The point is not that Alex Jones is a hypocrite or (as his lawyer would have it,) "a performance artist" who lives amongst the swank elites that he makes a fortune deriding. Not that I think that assessment is untrue, but it isn't my point. What is a problem for me is trying to understand being surrounded totally by the great United States residential bubble, living in the comfort of wide suburban streets, manicured shopping centers, and well-heeled, sedate institutions, and somehow managing to pretend that you are a super cyberspy on the run from a global conspiracy. If the matter was confined to Alex Jones himself, it would only be a curiosity. But the average believer of Alex Jones' special type of propaganda probably comes from a neighborhood similar to his (if less well-heeled). The percentage of Americans living in towns like Lincoln is very small, perhaps 1 or 2% of the population. The average listener of Alex Jones probably lives in a suburb where he drives his too-big car to work every day in an office, tells his kids to study hard to get into a good college, keeps track of orthodontist appointments, worries about the price of gas, gets nagged at by his wife because he forgot to mow the lawn, and likes to get a pint of Ben and Jerry's on Friday night as a guilty pleasure. And at the same time believes that there is an international conspiracy to stop his freedom of expression and that he needs to stockpile guns for the coming Mad Max style apocalypse, which on some level they think they can get through without staining their dockers or missing tee time.

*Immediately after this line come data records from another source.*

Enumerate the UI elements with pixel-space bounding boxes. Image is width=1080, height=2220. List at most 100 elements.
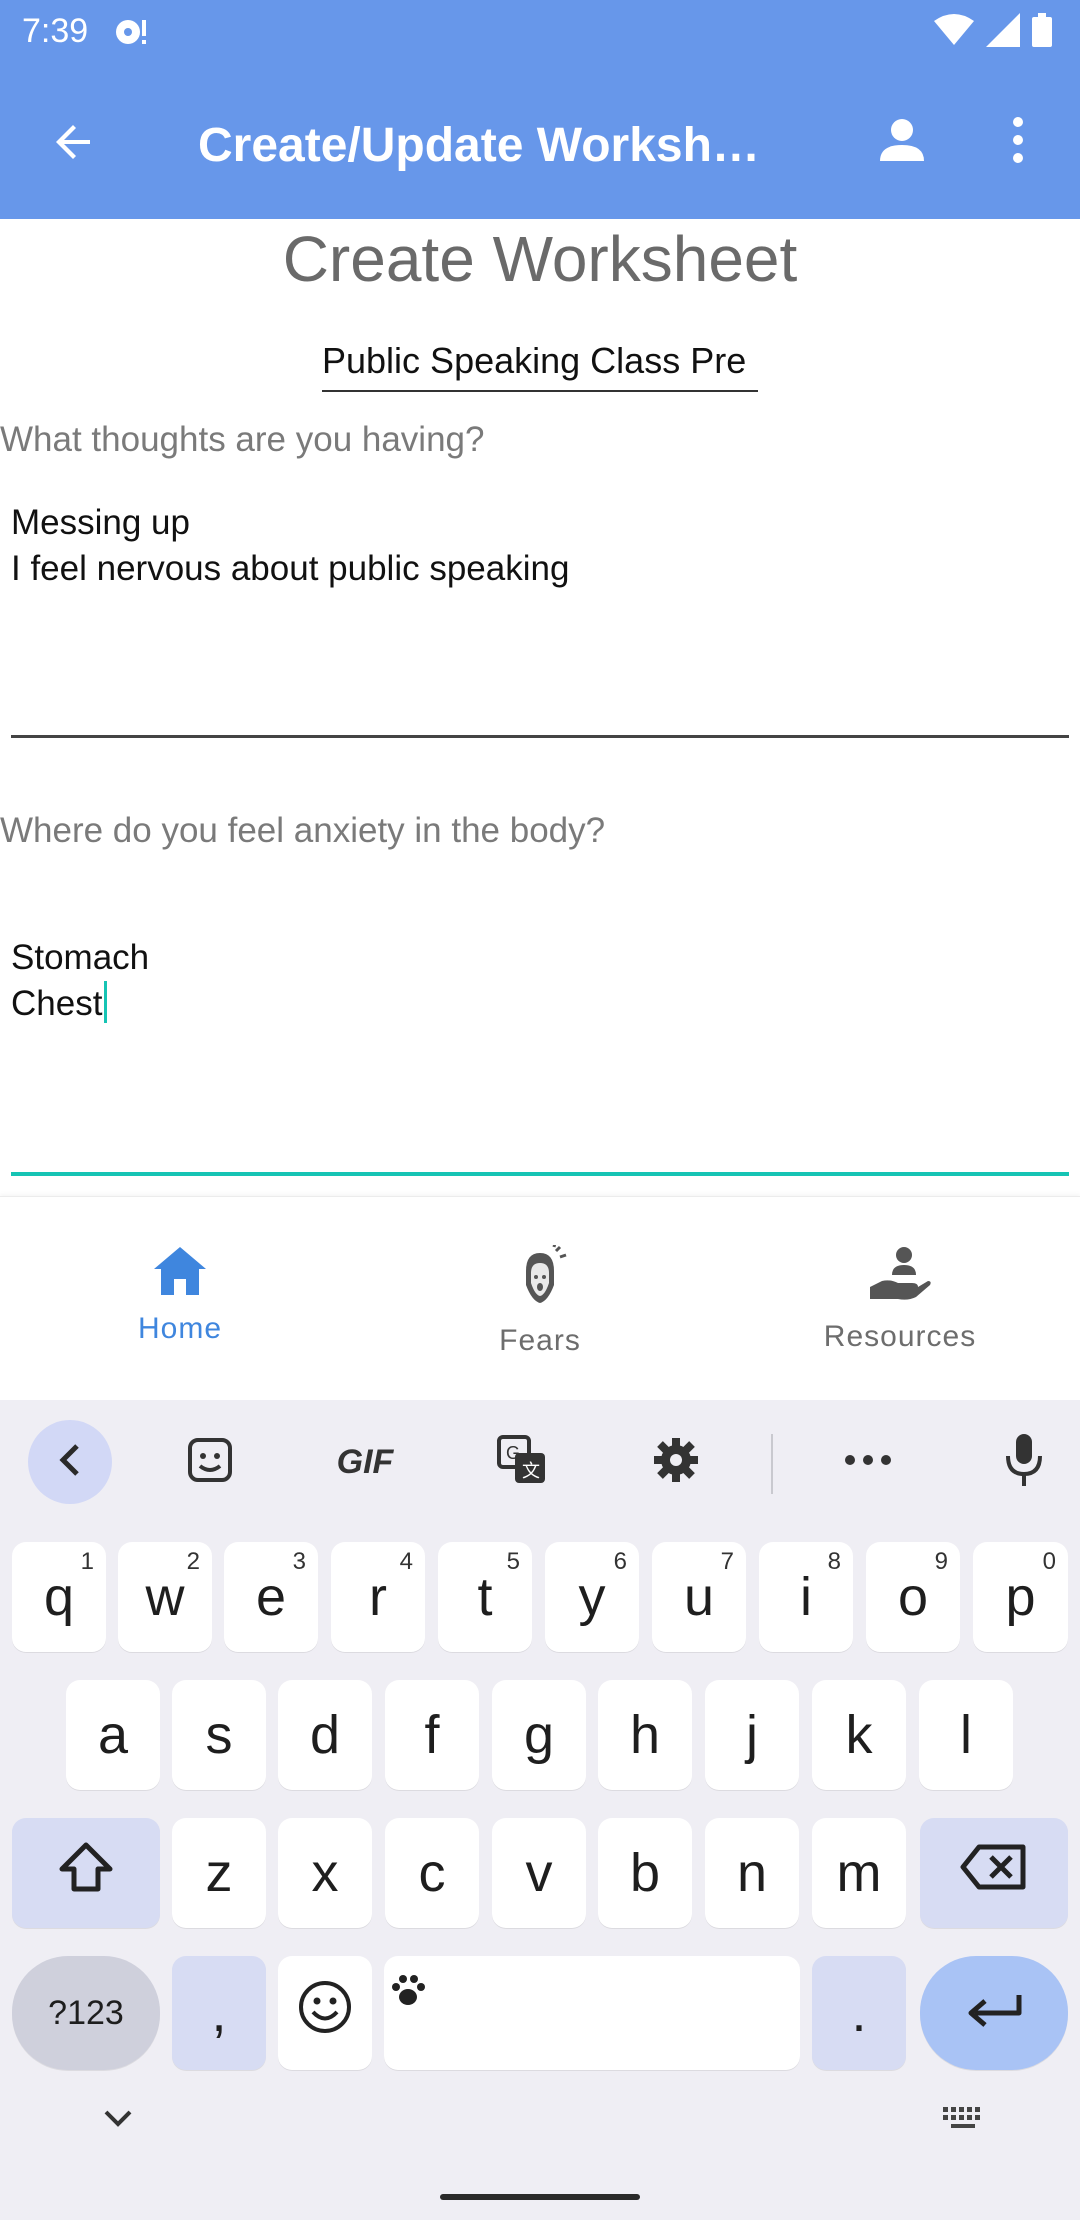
key-z[interactable]: z [172,1818,266,1928]
profile-button[interactable] [870,110,934,174]
period-key[interactable]: . [812,1956,906,2070]
key-label: w [145,1567,185,1627]
key-l[interactable]: l [919,1680,1013,1790]
key-h[interactable]: h [598,1680,692,1790]
key-k[interactable]: k [812,1680,906,1790]
nav-resources[interactable]: Resources [720,1197,1080,1401]
space-key[interactable] [384,1956,800,2070]
key-t[interactable]: t5 [438,1542,532,1652]
key-hint: 0 [1042,1548,1056,1575]
key-s[interactable]: s [172,1680,266,1790]
key-e[interactable]: e3 [224,1542,318,1652]
back-button[interactable] [42,112,106,176]
body-anxiety-answer-field[interactable]: Stomach Chest [11,935,1069,1176]
key-j[interactable]: j [705,1680,799,1790]
body-answer-line: Chest [11,984,103,1023]
thoughts-answer-line: I feel nervous about public speaking [11,549,570,588]
emoji-icon [297,1979,353,2048]
comma-key[interactable]: , [172,1956,266,2070]
translate-button[interactable]: G文 [480,1420,564,1504]
fears-face-icon [508,1242,572,1314]
enter-key[interactable] [920,1956,1068,2070]
profile-icon [877,115,927,170]
svg-text:文: 文 [522,1461,540,1481]
shift-key[interactable] [12,1818,160,1928]
key-a[interactable]: a [66,1680,160,1790]
keyboard-toolbar: GIF G文 [0,1400,1080,1530]
key-label: u [683,1567,715,1627]
key-hint: 1 [80,1548,94,1575]
key-i[interactable]: i8 [759,1542,853,1652]
text-cursor [104,981,108,1023]
key-q[interactable]: q1 [12,1542,106,1652]
thoughts-answer-field[interactable]: Messing up I feel nervous about public s… [11,500,1069,738]
key-u[interactable]: u7 [652,1542,746,1652]
page-title: Create Worksheet [282,223,798,295]
key-label: e [255,1567,287,1627]
worksheet-name-input[interactable] [322,332,758,392]
home-icon [152,1245,208,1302]
settings-button[interactable] [634,1420,718,1504]
nav-home-label: Home [137,1312,223,1345]
more-horiz-icon [844,1453,892,1471]
nav-fears[interactable]: Fears [360,1197,720,1401]
more-options-button[interactable] [990,110,1046,174]
key-hint: 7 [720,1548,734,1575]
hide-keyboard-button[interactable] [96,2100,140,2140]
keyboard-collapse-button[interactable] [28,1420,112,1504]
key-c[interactable]: c [385,1818,479,1928]
svg-text:G: G [506,1443,520,1463]
key-p[interactable]: p0 [973,1542,1068,1652]
sticker-button[interactable] [168,1420,252,1504]
keyboard-switcher-button[interactable] [940,2100,986,2140]
signal-icon [986,12,1020,52]
key-w[interactable]: w2 [118,1542,212,1652]
nav-fears-label: Fears [499,1324,581,1357]
key-g[interactable]: g [492,1680,586,1790]
body-answer-line: Stomach [11,938,150,977]
key-b[interactable]: b [598,1818,692,1928]
key-hint: 5 [506,1548,520,1575]
gear-icon [651,1435,701,1490]
key-n[interactable]: n [705,1818,799,1928]
key-label: i [800,1567,812,1627]
battery-icon [1032,12,1052,52]
wifi-icon [934,13,974,52]
backspace-key[interactable] [920,1818,1068,1928]
key-o[interactable]: o9 [866,1542,960,1652]
app-bar: 7:39 Create/Update Worksh… [0,0,1080,219]
key-label: t [477,1567,493,1627]
key-hint: 9 [934,1548,948,1575]
gif-button[interactable]: GIF [320,1420,410,1504]
paw-icon [388,1960,428,2022]
gif-label: GIF [336,1442,394,1481]
key-hint: 4 [399,1548,413,1575]
key-y[interactable]: y6 [545,1542,639,1652]
emoji-key[interactable] [278,1956,372,2070]
key-d[interactable]: d [278,1680,372,1790]
mic-icon [1004,1432,1044,1493]
app-bar-title: Create/Update Worksh… [198,119,760,172]
key-label: o [897,1567,929,1627]
key-hint: 6 [613,1548,627,1575]
key-hint: 2 [186,1548,200,1575]
key-v[interactable]: v [492,1818,586,1928]
backspace-icon [959,1842,1029,1904]
key-label: p [1005,1567,1036,1627]
key-x[interactable]: x [278,1818,372,1928]
symbols-key[interactable]: ?123 [12,1956,160,2070]
thoughts-question-label: What thoughts are you having? [0,420,485,459]
more-tools-button[interactable] [826,1420,910,1504]
back-arrow-icon [50,118,98,171]
nav-resources-label: Resources [823,1320,977,1353]
home-indicator[interactable] [440,2194,640,2200]
nav-home[interactable]: Home [0,1197,360,1401]
enter-icon [965,1982,1023,2044]
key-f[interactable]: f [385,1680,479,1790]
hand-with-person-icon [868,1245,932,1310]
status-time: 7:39 [22,12,89,50]
key-m[interactable]: m [812,1818,906,1928]
key-r[interactable]: r4 [331,1542,425,1652]
voice-input-button[interactable] [982,1420,1066,1504]
key-hint: 3 [292,1548,306,1575]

The phrase cognitive dissonance is well known, and perhaps overused. I do not know if there is a phrase for this, "environmental dissonance", where the difference between a person's thoughts and attitudes about the world (That it is a hostile, foreign and mysterious environment) comes into such contrast with how they actually live their life: in a happy bubble of well-manicured suburban office parks, cloned chain retail outlets and polite desk jobs.

Right now I am sitting in my apartment two blocks from the Plaza de Armas in Santiago de Chile, an environment that is some mixture of bewildering and familiar to me. Adjusting to this new environment of old buildings and crowded modern subways and immigrants and street vendors selling cell phone covers and dozens of other things have made me look back at the geography of my own country, of the urban centers and boring suburbs and isolated towns I've lived in, and it has made me realize the situation that I grew up in was never as normal as it seemed, and that the past year, and the mainstreaming of paranoia as a middle-class hobby, has made the social geography of my country just as puzzling as its odd mental turns.